Researchers in the Hartgerink lab have developed a type of material that elicits “an ideal response for promoting tissue regeneration,” explained chemistry Ph.D. candidate Tania Lopez-Silva.

“We call them hydrogels because they’re basically 99% water and 1% peptide. The peptides are designed to self-assemble into nanofibers to give structure to the gel.” The peptide component of these hydrogels consists of the same natural amino acids that make up the proteins in our bodies, “so it’s not an entirely foreign material,” said Lopez-Silva. “Another good thing about them is that we can inject them really easily. They are a hydrogel, but when you apply a shear force, they become a liquid, so you can deliver it to any part of the body by injection.”

“When we inject the hydrogel into the body, the normal response is infiltration of immune cells, and then those cells release signals to attract more cells to create blood vessels, even nerves. Then the material also degrades over time and gets replaced by normal tissue,” said Lopez-Silva.

Lopez-Silva is exploring the application of these hydrogels to promote peripheral nerve regeneration. “Peripheral nerves normally regenerate, but sometimes the regeneration is not complete: you lose some motor or sensorial activity in some cases, particularly when the injury is really bad,” said Lopez-Silva. “For this project, I attached a short peptide mimic”– a signaling molecule to promote neural growth – “to the hydrogel to enhance nerve outgrowth.”

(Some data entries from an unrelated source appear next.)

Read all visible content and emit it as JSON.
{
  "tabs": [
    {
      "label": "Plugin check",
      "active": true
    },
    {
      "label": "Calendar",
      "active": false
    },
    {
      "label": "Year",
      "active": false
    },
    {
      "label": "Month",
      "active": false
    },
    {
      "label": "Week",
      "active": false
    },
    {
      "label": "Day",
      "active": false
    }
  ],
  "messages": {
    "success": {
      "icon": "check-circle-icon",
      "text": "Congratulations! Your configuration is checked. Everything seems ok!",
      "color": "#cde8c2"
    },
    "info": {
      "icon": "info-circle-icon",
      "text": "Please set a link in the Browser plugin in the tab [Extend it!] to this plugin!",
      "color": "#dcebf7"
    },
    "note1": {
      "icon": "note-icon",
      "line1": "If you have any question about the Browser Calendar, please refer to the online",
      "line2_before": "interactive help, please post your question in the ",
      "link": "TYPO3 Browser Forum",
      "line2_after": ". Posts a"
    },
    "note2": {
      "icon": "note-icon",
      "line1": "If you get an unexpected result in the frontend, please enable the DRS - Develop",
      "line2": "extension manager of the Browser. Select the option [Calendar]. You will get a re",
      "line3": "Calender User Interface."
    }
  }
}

Lopez-Silva tested several hydrogels both in live animal models (in vivo) and in cultured cells (in vitro). “For part of the in vitro screening, we have a glass with a peptide coating, and then we seed neurons or neural stem cells on it. We monitored over time whether the neural stem cells developed into neurons or glial cells, and we noticed that the ones that are in our peptide did have both, which is what your nervous system needs to work perfectly.”

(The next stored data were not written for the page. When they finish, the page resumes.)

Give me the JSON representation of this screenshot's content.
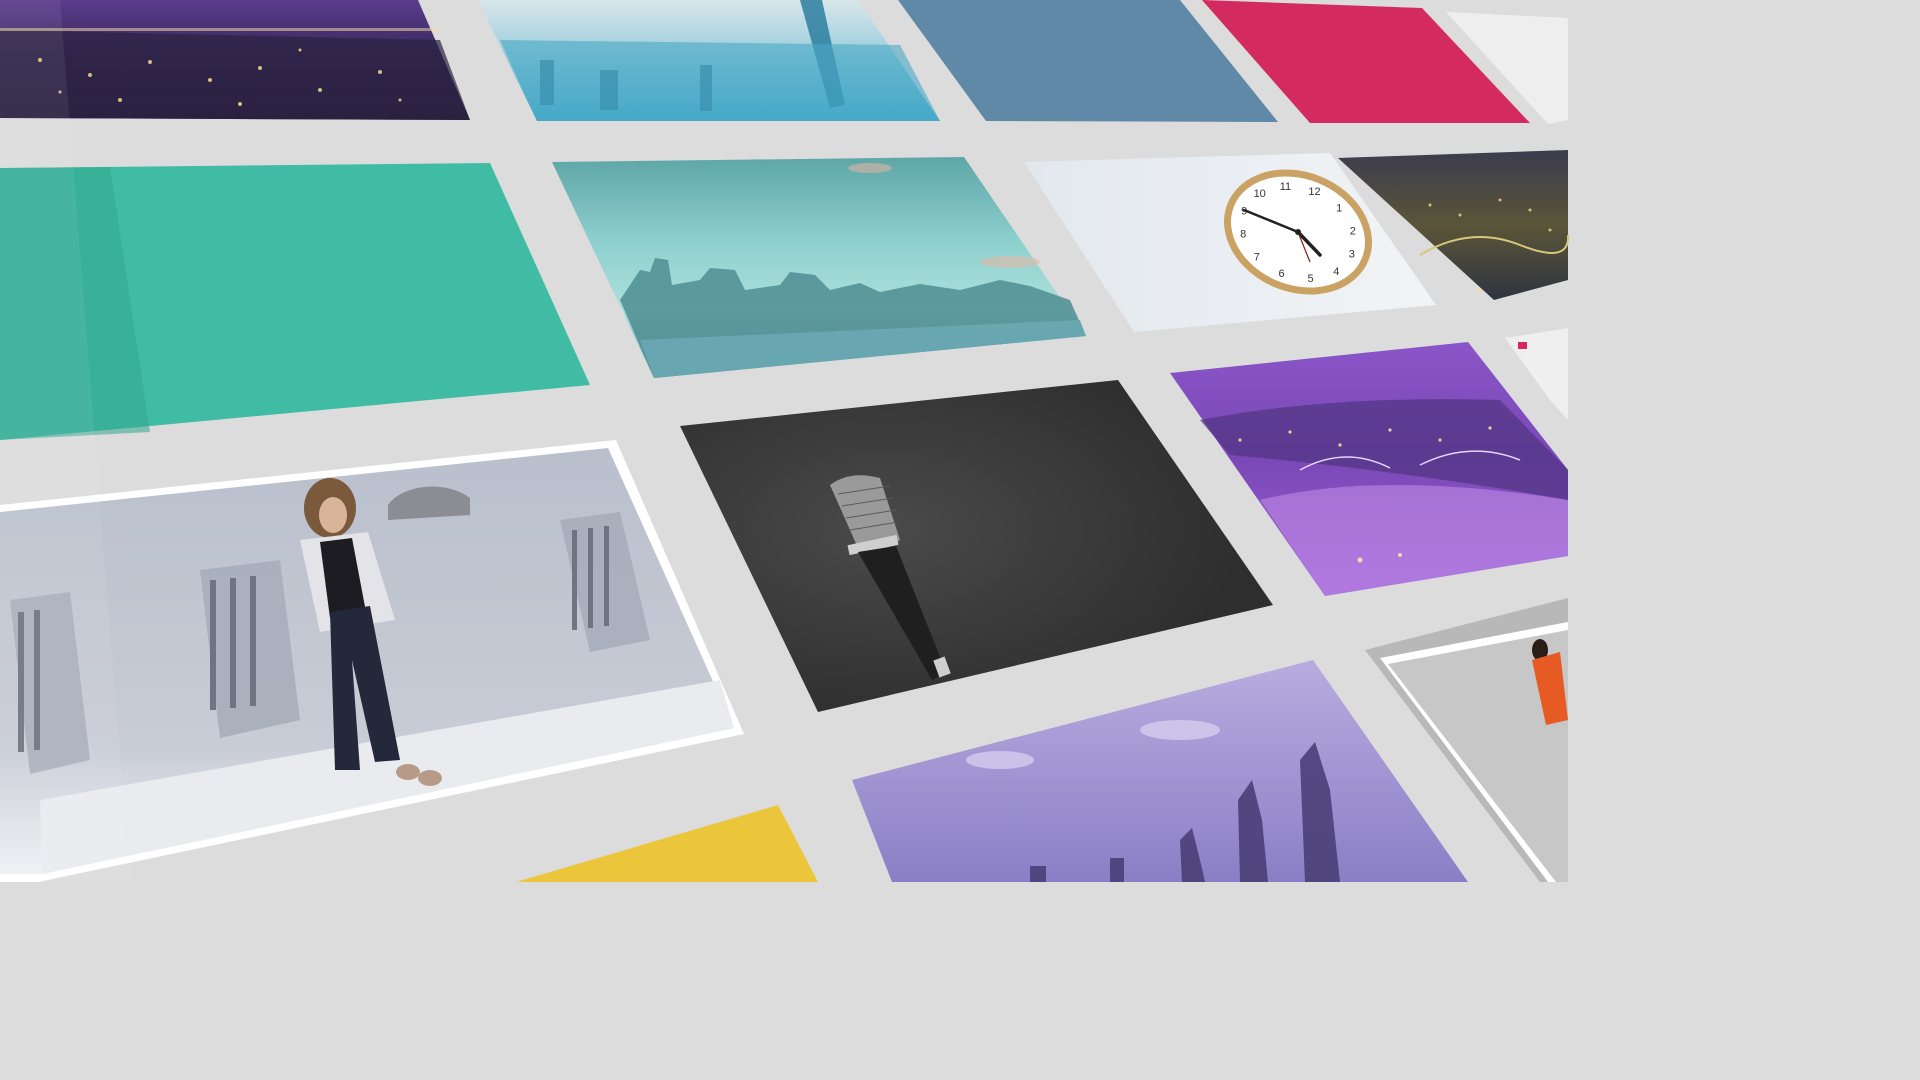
{
  "scene": {
    "background": "#dcdcdc",
    "panels": [
      {
        "name": "city-night-lights-tile",
        "kind": "city-night-purple"
      },
      {
        "name": "skyscraper-skyline-tile",
        "kind": "cyan-skyline"
      },
      {
        "name": "steel-blue-color-tile",
        "kind": "solid",
        "color": "#6089a8"
      },
      {
        "name": "crimson-color-tile",
        "kind": "solid",
        "color": "#d42a62"
      },
      {
        "name": "white-tile",
        "kind": "solid",
        "color": "#eeeeee"
      },
      {
        "name": "teal-color-tile",
        "kind": "solid",
        "color": "#3fbca3"
      },
      {
        "name": "city-skyline-dusk-tile",
        "kind": "teal-skyline"
      },
      {
        "name": "wall-clock-tile",
        "kind": "clock"
      },
      {
        "name": "bay-bridge-night-tile",
        "kind": "bridge-night"
      },
      {
        "name": "fashion-model-walking-tile",
        "kind": "fashion"
      },
      {
        "name": "microphone-tile",
        "kind": "microphone"
      },
      {
        "name": "purple-city-fog-tile",
        "kind": "purple-fog"
      },
      {
        "name": "model-orange-outfit-tile",
        "kind": "model-orange"
      },
      {
        "name": "yellow-color-tile",
        "kind": "solid",
        "color": "#ecc63a"
      },
      {
        "name": "lavender-city-towers-tile",
        "kind": "lavender-towers"
      }
    ],
    "clock": {
      "numerals": [
        "12",
        "1",
        "2",
        "3",
        "4",
        "5",
        "6",
        "7",
        "8",
        "9",
        "10",
        "11"
      ]
    }
  }
}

The first image vividly illustrates these results, showing the differentiated cells on the peptide-coated slide with glial cells stained red, axons and dendrites of neurons stained green, and cell nuclei stained blue.

For Lopez-Silva, though, it was the results of the in vivo studies that were most exciting. “Just because the tissue looks ok on a microscopic level does not necessarily mean the animal can use it effectively,” she explained. To test whether the hydrogel actually promoted functional healing, Lopez-Silva created a crush injury on the sciatic nerve, the main nerve that supplies the legs, in rats. Then, she studied the recovery of the rats’ walking ability over time. “By day 15 we see a difference in their recovery, so the rats are using the leg more. Eventually, all of them regenerate, but our hydrogels have accelerated regeneration,” said Lopez-Silva.

Lopez-Silva also sectioned the sciatic nerves and viewed them under the microscope to see how they recovered on a microscopic level. The second and third images illustrate these results. “A healthy nerve has the axons, and the axon has to be protected by a myelin sheath,” explained Lopez-Silva, much like a power cord is protected by an insulating layer of plastic. “In red I’m showing you the axon. We have an antibody for beta-tubulin (III) in the axon that shows up red, and in green is an antibody for myelin basic protein in the myelin sheath. In blue is the cell nuclei. As you can see in the cross-section, you have this red circle and green around it. In this case, the image is of a healthy, recovered nerve.”

Lopez-Silva said, “What really motivates me the most on these projects is that I’m studying something that could have a large benefit to society and medicine in the long-term. I would like to see these hydrogels eventually in the clinic helping people.”